Frimats et primates

A nous les grands espaces. Nous sommes arrivés en milieu d’après-midi au pied du Chimborazo, sur le parking du refuge à 4850 mètres.

  Le volcan Chimborazo est le plus haut sommet de l’équateur (6310m) mais il est également le point le plus éloigné du centre de la terre et le plus prés des étoiles. En effet la Terre n’ayant pas une forme parfaitement arrondie mais plutôt boursoufflée au niveau de la ligne équatorienne (force centrifuge), le sommet du Chimborazo est théoriquement 2km plus haut que l’Everest… En revanche si on garde comme référence le niveau de la mer, l’Everest reste le sommet le plus haut. Allez hop, un petit schéma pour aider !

Nous faisons une pause cinéma, sous la neige, en attendant le lendemain matin pour espérer randonner sous le soleil. Seulement après quatre bonnes heures sur place, Maxime commence à se plaindre d’avoir mal à la tête, puis à avoir du mal à respirer. Nous prenons donc la décision de redescendre à l’entrée du parc (4400m) en espérant que tout rentre dans l’ordre, ce qui sera le cas après un bon vomito… Malgré cet épisode un peu stressant, nous voilà repartis de plus belle à l’assaut de cette superbe randonnée dès le lever du soleil. Le sommet du volcan est parfaitement dégagé et nous surplombons une magnifique mer de nuage. Après un réveil matinal à 6h15, 0°C, toute la famille est prête et enthousiaste. Nous et la nature et personne d’autre en dehors de deux toutous et de quelques vigognes.

Cette sensation de liberté, nous la savourons : que du bonheur !!! Après une heure de montée, nous trouvons la neige à 5100m ainsi qu’une petite lagune et un bonhomme de neige. Il est interdit d’aller plus haut sans guide. C’est notre deuxième randonnée en famille à plus de 5000 mètres (ou plutôt 7000m ;.))d’altitude. On est fier de monter plus haut que notre Mont Blanc !!

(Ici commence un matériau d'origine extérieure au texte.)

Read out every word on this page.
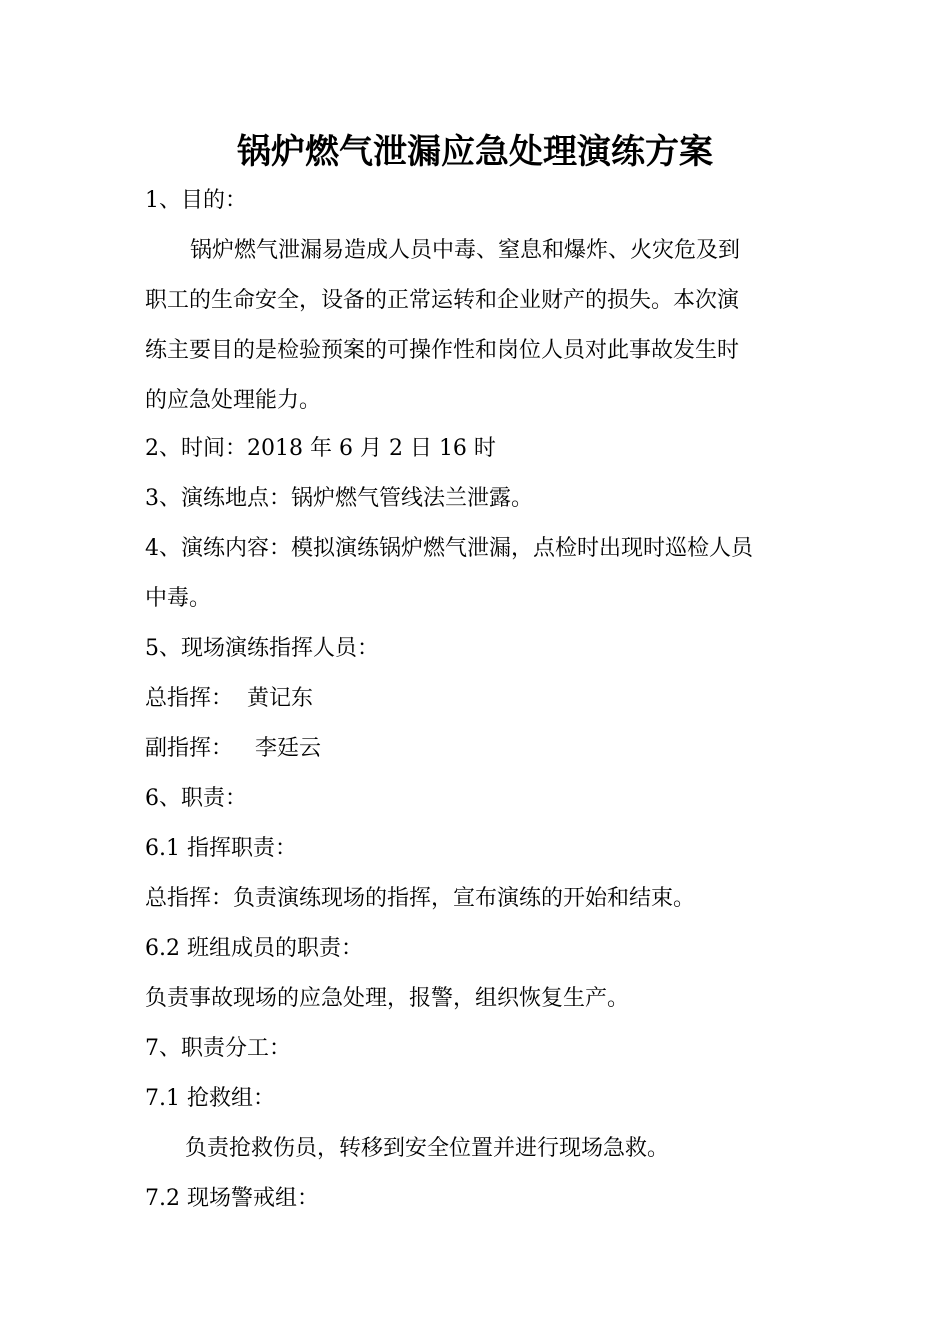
锅炉燃气泄漏应急处理演练方案
1、目的：
锅炉燃气泄漏易造成人员中毒、窒息和爆炸、火灾危及到
职工的生命安全，设备的正常运转和企业财产的损失。本次演
练主要目的是检验预案的可操作性和岗位人员对此事故发生时
的应急处理能力。
2、时间：2018 年 6 月 2 日 16 时
3、演练地点：锅炉燃气管线法兰泄露。
4、演练内容：模拟演练锅炉燃气泄漏，点检时出现时巡检人员
中毒。
5、现场演练指挥人员：
总指挥： 黄记东
副指挥： 李廷云
6、职责：
6.1 指挥职责：
总指挥：负责演练现场的指挥，宣布演练的开始和结束。
6.2 班组成员的职责：
负责事故现场的应急处理，报警，组织恢复生产。
7、职责分工：
7.1 抢救组：
负责抢救伤员，转移到安全位置并进行现场急救。
7.2 现场警戒组：
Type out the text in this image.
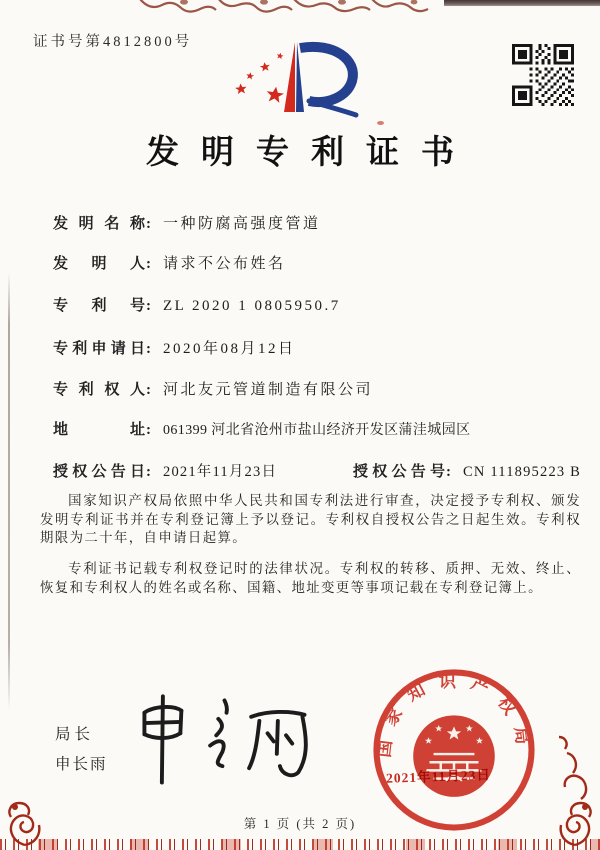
证书号第4812800号
发明专利证书
发明名称: 一种防腐高强度管道
发明人: 请求不公布姓名
专利号: ZL 2020 1 0805950.7
专利申请日: 2020年08月12日
专利权人: 河北友元管道制造有限公司
地址: 061399 河北省沧州市盐山经济开发区蒲洼城园区
授权公告日: 2021年11月23日	授权公告号: CN 111895223 B

国家知识产权局依照中华人民共和国专利法进行审查，决定授予专利权、颁发发明专利证书并在专利登记簿上予以登记。专利权自授权公告之日起生效。专利权期限为二十年，自申请日起算。

专利证书记载专利权登记时的法律状况。专利权的转移、质押、无效、终止、恢复和专利权人的姓名或名称、国籍、地址变更等事项记载在专利登记簿上。

局长
申长雨
国家知识产权局
2021年11月23日
第 1 页 (共 2 页)
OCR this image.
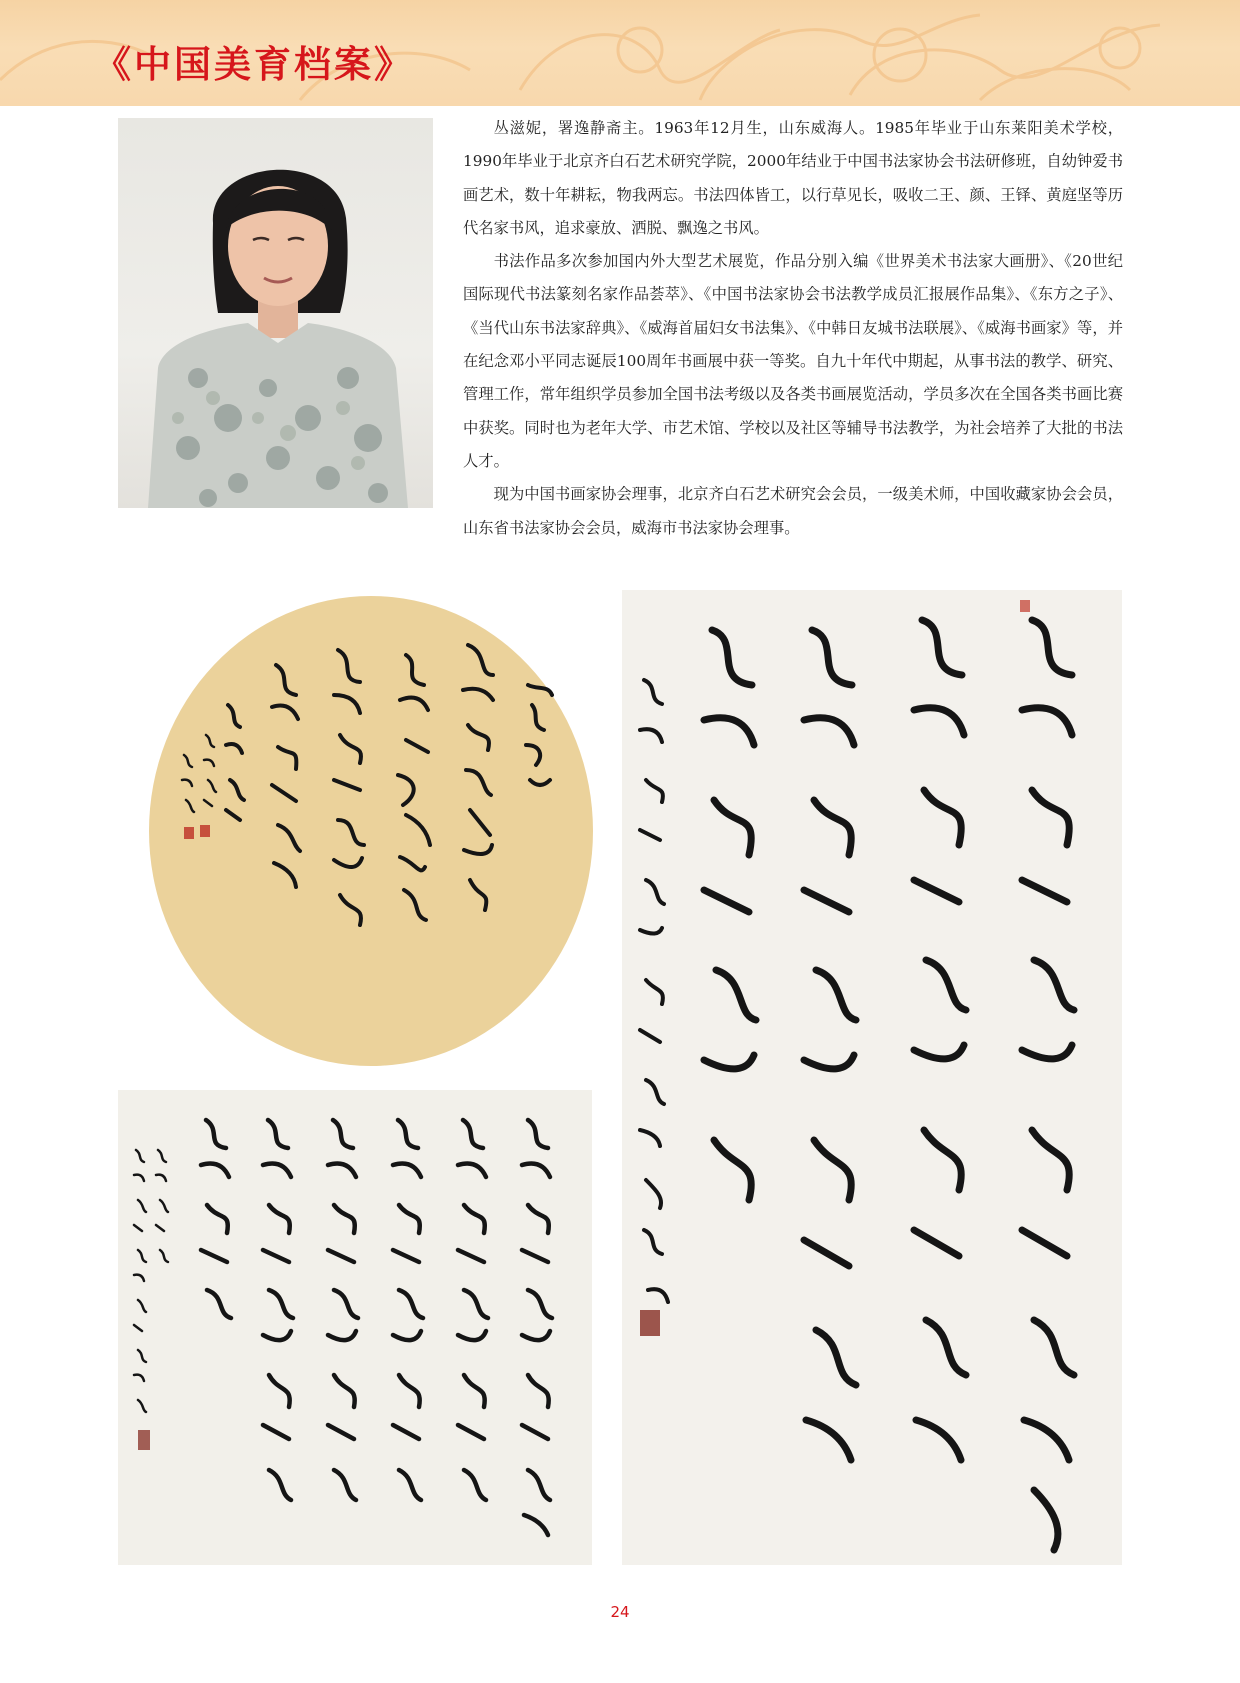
《中国美育档案》

丛滋妮，署逸静斋主。1963年12月生，山东威海人。1985年毕业于山东莱阳美术学校，1990年毕业于北京齐白石艺术研究学院，2000年结业于中国书法家协会书法研修班，自幼钟爱书画艺术，数十年耕耘，物我两忘。书法四体皆工，以行草见长，吸收二王、颜、王铎、黄庭坚等历代名家书风，追求豪放、洒脱、飘逸之书风。

书法作品多次参加国内外大型艺术展览，作品分别入编《世界美术书法家大画册》、《20世纪国际现代书法篆刻名家作品荟萃》、《中国书法家协会书法教学成员汇报展作品集》、《东方之子》、《当代山东书法家辞典》、《威海首届妇女书法集》、《中韩日友城书法联展》、《威海书画家》等，并在纪念邓小平同志诞辰100周年书画展中获一等奖。自九十年代中期起，从事书法的教学、研究、管理工作，常年组织学员参加全国书法考级以及各类书画展览活动，学员多次在全国各类书画比赛中获奖。同时也为老年大学、市艺术馆、学校以及社区等辅导书法教学，为社会培养了大批的书法人才。

现为中国书画家协会理事，北京齐白石艺术研究会会员，一级美术师，中国收藏家协会会员，山东省书法家协会会员，威海市书法家协会理事。

24
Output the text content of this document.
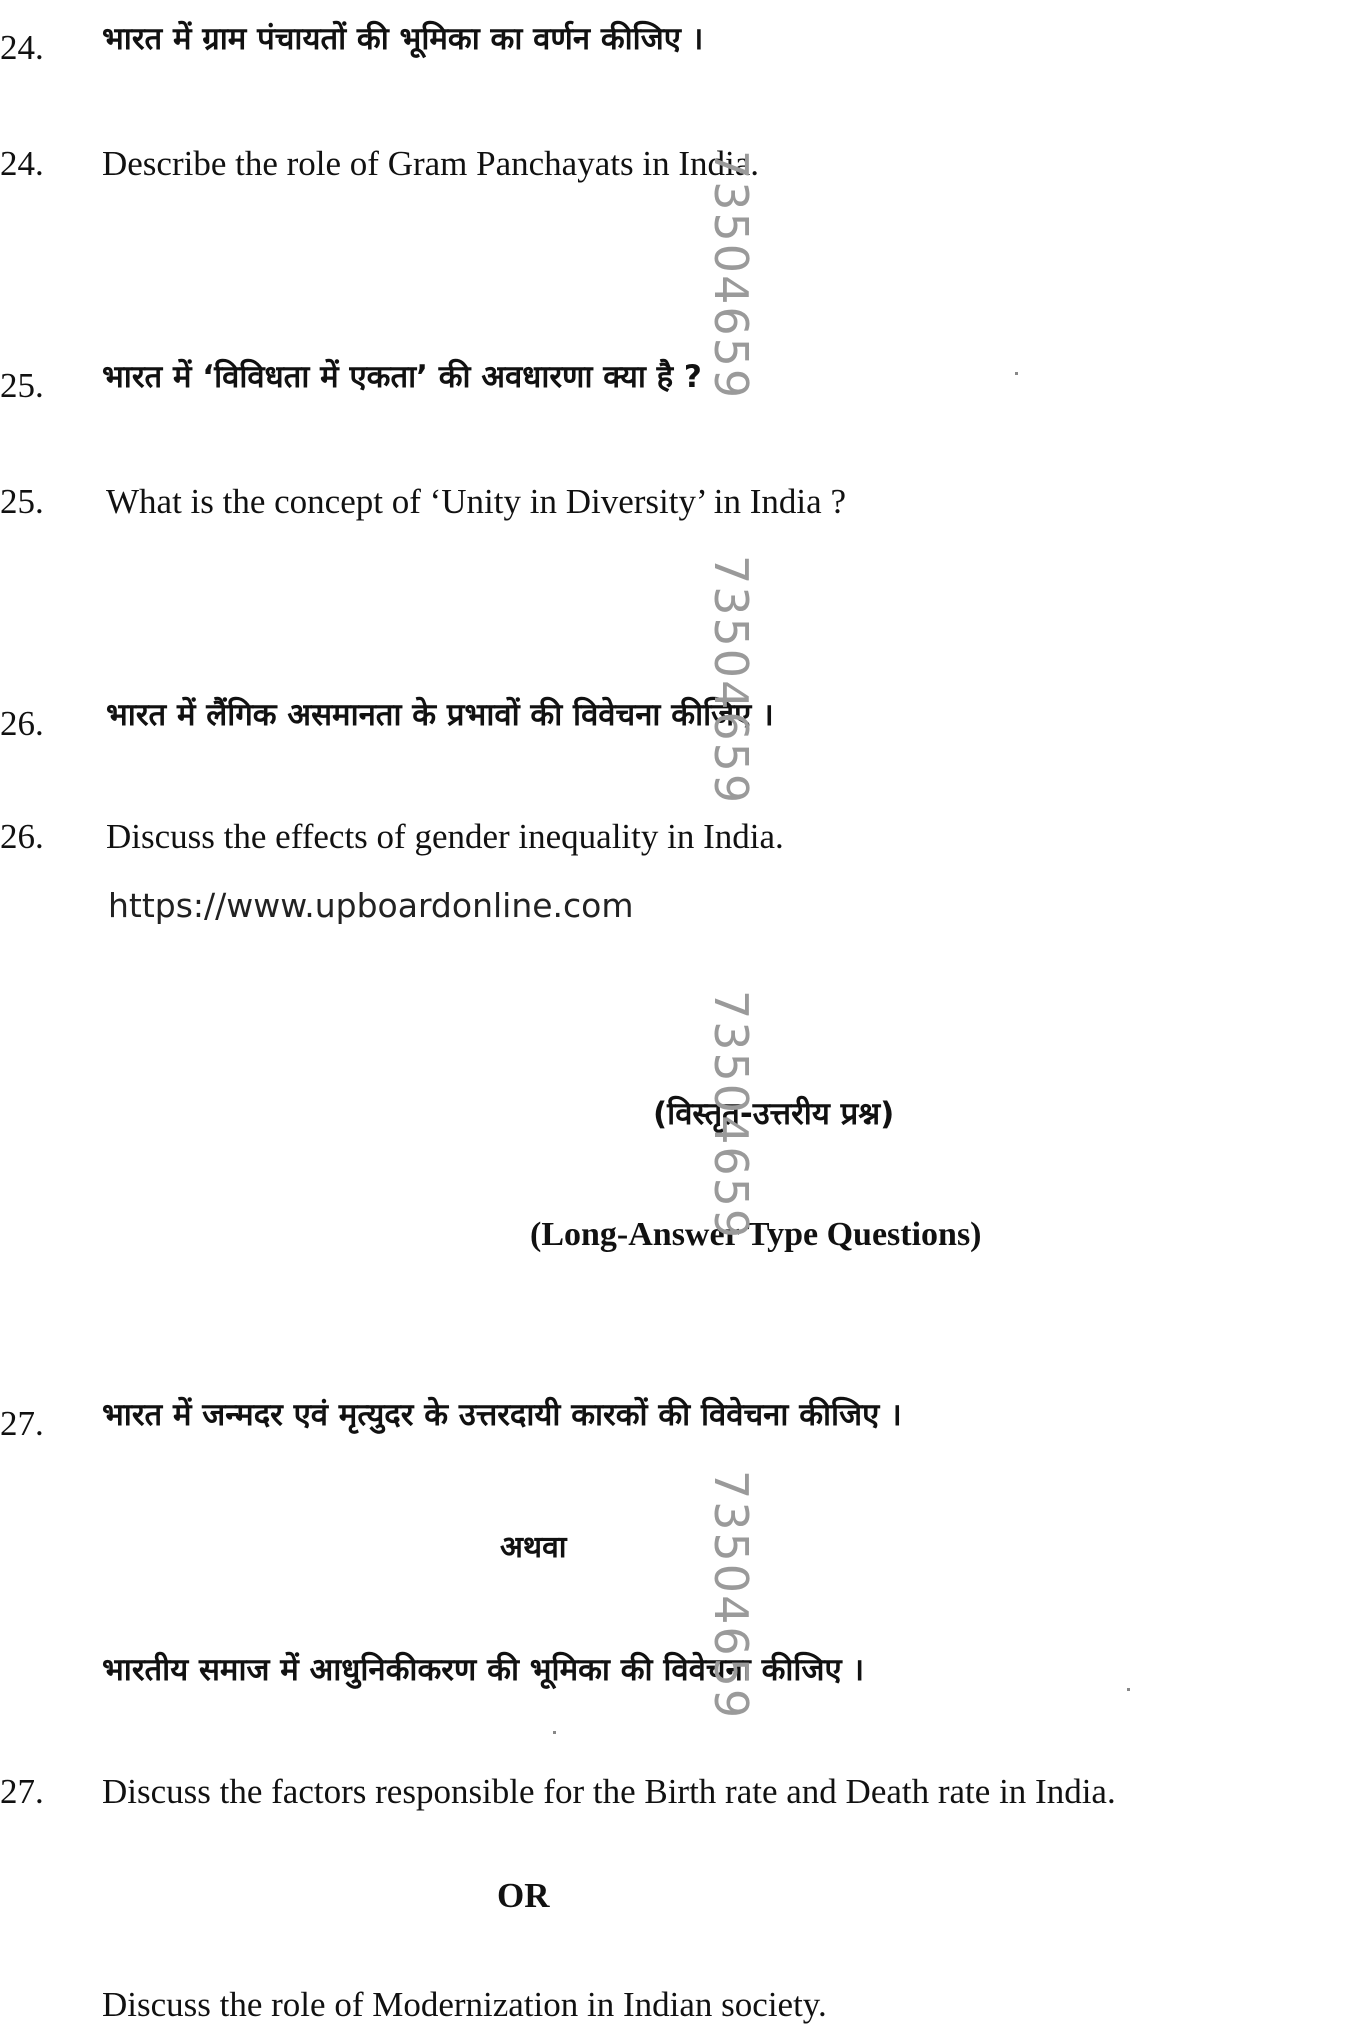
24. भारत में ग्राम पंचायतों की भूमिका का वर्णन कीजिए ।
24. Describe the role of Gram Panchayats in India.
25. भारत में ‘विविधता में एकता’ की अवधारणा क्या है ?
25. What is the concept of ‘Unity in Diversity’ in India ?
26. भारत में लैंगिक असमानता के प्रभावों की विवेचना कीजिए ।
26. Discuss the effects of gender inequality in India.
https://www.upboardonline.com
(विस्तृत-उत्तरीय प्रश्न)
(Long-Answer Type Questions)
27. भारत में जन्मदर एवं मृत्युदर के उत्तरदायी कारकों की विवेचना कीजिए ।
अथवा
भारतीय समाज में आधुनिकीकरण की भूमिका की विवेचना कीजिए ।
27. Discuss the factors responsible for the Birth rate and Death rate in India.
OR
Discuss the role of Modernization in Indian society.
73504659
73504659
73504659
73504659
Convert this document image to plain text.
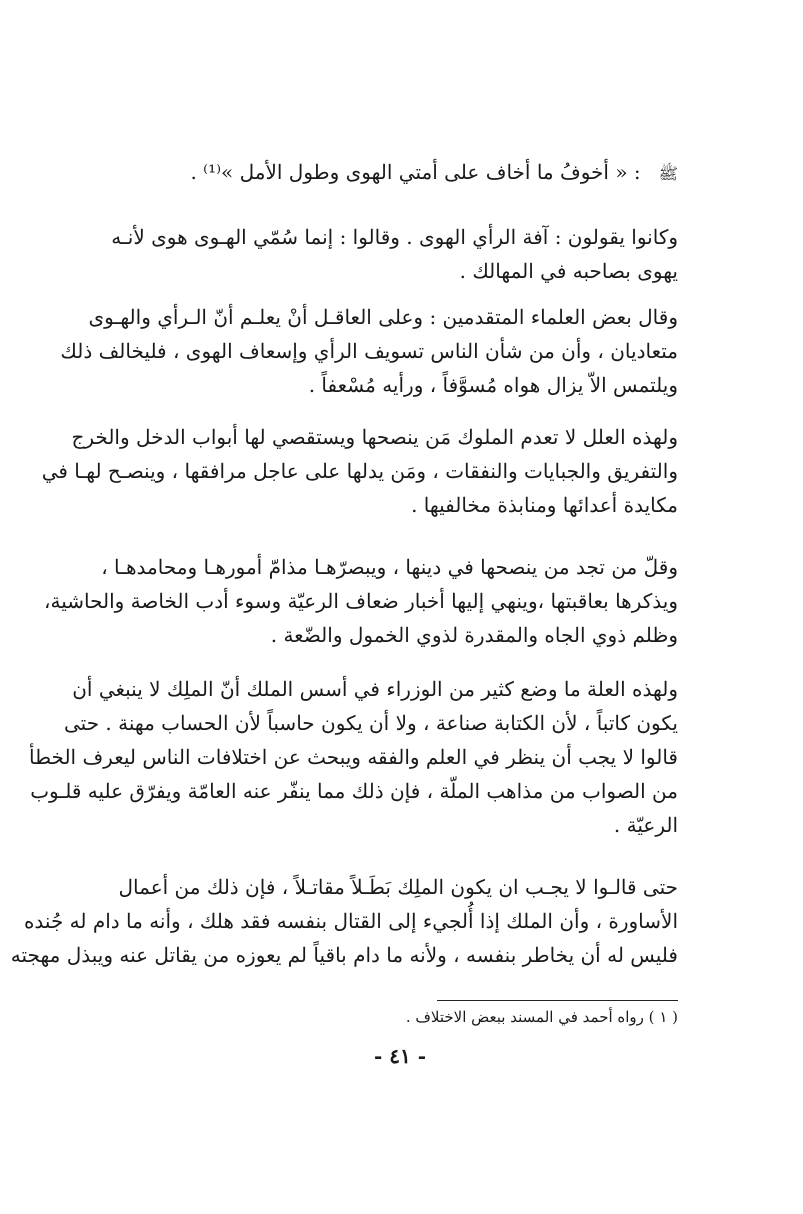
ﷺ: « أخوفُ ما أخاف على أمتي الهوى وطول الأمل »⁽¹⁾ .
وكانوا يقولون : آفة الرأي الهوى . وقالوا : إنما سُمّي الهـوى هوى لأنـه
يهوى بصاحبه في المهالك .
وقال بعض العلماء المتقدمين : وعلى العاقـل أنْ يعلـم أنّ الـرأي والهـوى
متعاديان ، وأن من شأن الناس تسويف الرأي وإسعاف الهوى ، فليخالف ذلك
ويلتمس الاّ يزال هواه مُسوَّفاً ، ورأيه مُسْعفاً .
ولهذه العلل لا تعدم الملوك مَن ينصحها ويستقصي لها أبواب الدخل والخرج
والتفريق والجبايات والنفقات ، ومَن يدلها على عاجل مرافقها ، وينصـح لهـا في
مكايدة أعدائها ومنابذة مخالفيها .
وقلّ من تجد من ينصحها في دينها ، ويبصرّهـا مذامّ أمورهـا ومحامدهـا ،
ويذكرها بعاقبتها ،وينهي إليها أخبار ضعاف الرعيّة وسوء أدب الخاصة والحاشية،
وظلم ذوي الجاه والمقدرة لذوي الخمول والضّعة .
ولهذه العلة ما وضع كثير من الوزراء في أسس الملك أنّ الملِك لا ينبغي أن
يكون كاتباً ، لأن الكتابة صناعة ، ولا أن يكون حاسباً لأن الحساب مهنة . حتى
قالوا لا يجب أن ينظر في العلم والفقه ويبحث عن اختلافات الناس ليعرف الخطأ
من الصواب من مذاهب الملّة ، فإن ذلك مما ينفّر عنه العامّة ويفرّق عليه قلـوب
الرعيّة .
حتى قالـوا لا يجـب ان يكون الملِك بَطَـلاً مقاتـلاً ، فإن ذلك من أعمال
الأساورة ، وأن الملك إذا أُلجيء إلى القتال بنفسه فقد هلك ، وأنه ما دام له جُنده
فليس له أن يخاطر بنفسه ، ولأنه ما دام باقياً لم يعوزه من يقاتل عنه ويبذل مهجته
( ١ ) رواه أحمد في المسند ببعض الاختلاف .
- ٤١ -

Puis, changement de décor ! Après la fraicheur des hauteurs, voici la moiteur de la forêt tropicale. Après une nuit à Baños, nous arrivons sur la commune de Puyo située à l’est de l’Equateur, proche de la forêt amazonienne. Nous avons passé deux jours en tant que volontaires au sein d’un centre de réhabilitation pour animaux abritant principalement des singes (mammifères que Maxime affectionne particulièrement). Ce centre, tenu par Yvan et Lisette depuis de nombreuses années, a pour but de récupérer les animaux sauvages maltraités ou abandonnés, pour les réadapter à la vie sauvage. Malheureusement certains sont bien mutilés et finiront leur vie dans le centre.
Début de la journée : 8h30 pour préparer le premier repas de la journée pour les animaux. Deux volontaires françaises (Sophie et Margaux), ainsi que Michelle (soigneuse équatorienne) nous guident dans nos taches à accomplir. Il faut peler la majorité des fruits et légumes (environ 10 KG) et ceux que nous ne pelons pas, nous devons les désinfecter en les trempant dans un produit iodé. Juliette est concentrée, Maxime plus distrait. Aux végétaux se rajoutent quelques cacahouètes, de l’argile (antiparasitaire) et des croquettes pour chat (apport de protéines).

Et c’est parti pour la distribution matinale. Nous découvrons les singes laineux, les singes araignées, des capucins, les minis tamarins et les fameux saïmiris jaunes que Maxime appelle les ouistitis (comme son doudou).

Nous nourrissons également les coatis bruns dont certains sont en liberté et raffolent de câlins, des pécaris (sorte de sanglier), des tortues, des agoutis (sorte de gros écureuil sans queue) …

Pour ce qui est de l’ocelot (félin sud-américain d’environ 10 kg avec un pelage ressemblant à un jaguar), il est nourri la nuit avec un cœur de bœuf car c’est un animal nocturne. Il aura tout de même tenté de manger un coati suicidaire en journée, sauvé in extremis par la biologiste du centre et Marc. Même pas peur. Pas de crainte non plus pour changer deux boas de place afin de leur faire un enclos tout propre… Il est fort ce papa !

Deuxième repas : 14h30 avec distribution de 300 bananes au total. Bananes que nous nettoyons au préalable en faisant très attention à ne pas tomber sur une araignée à la morsure extrêmement douloureuse….

 

Les journées bien remplies sont riches en émotions. Les enfants se régalent et nous aussi. Etrange que de toucher et d’échanger avec ces animaux qui restent sauvages. Inoubliable dans ce lieu luxuriant!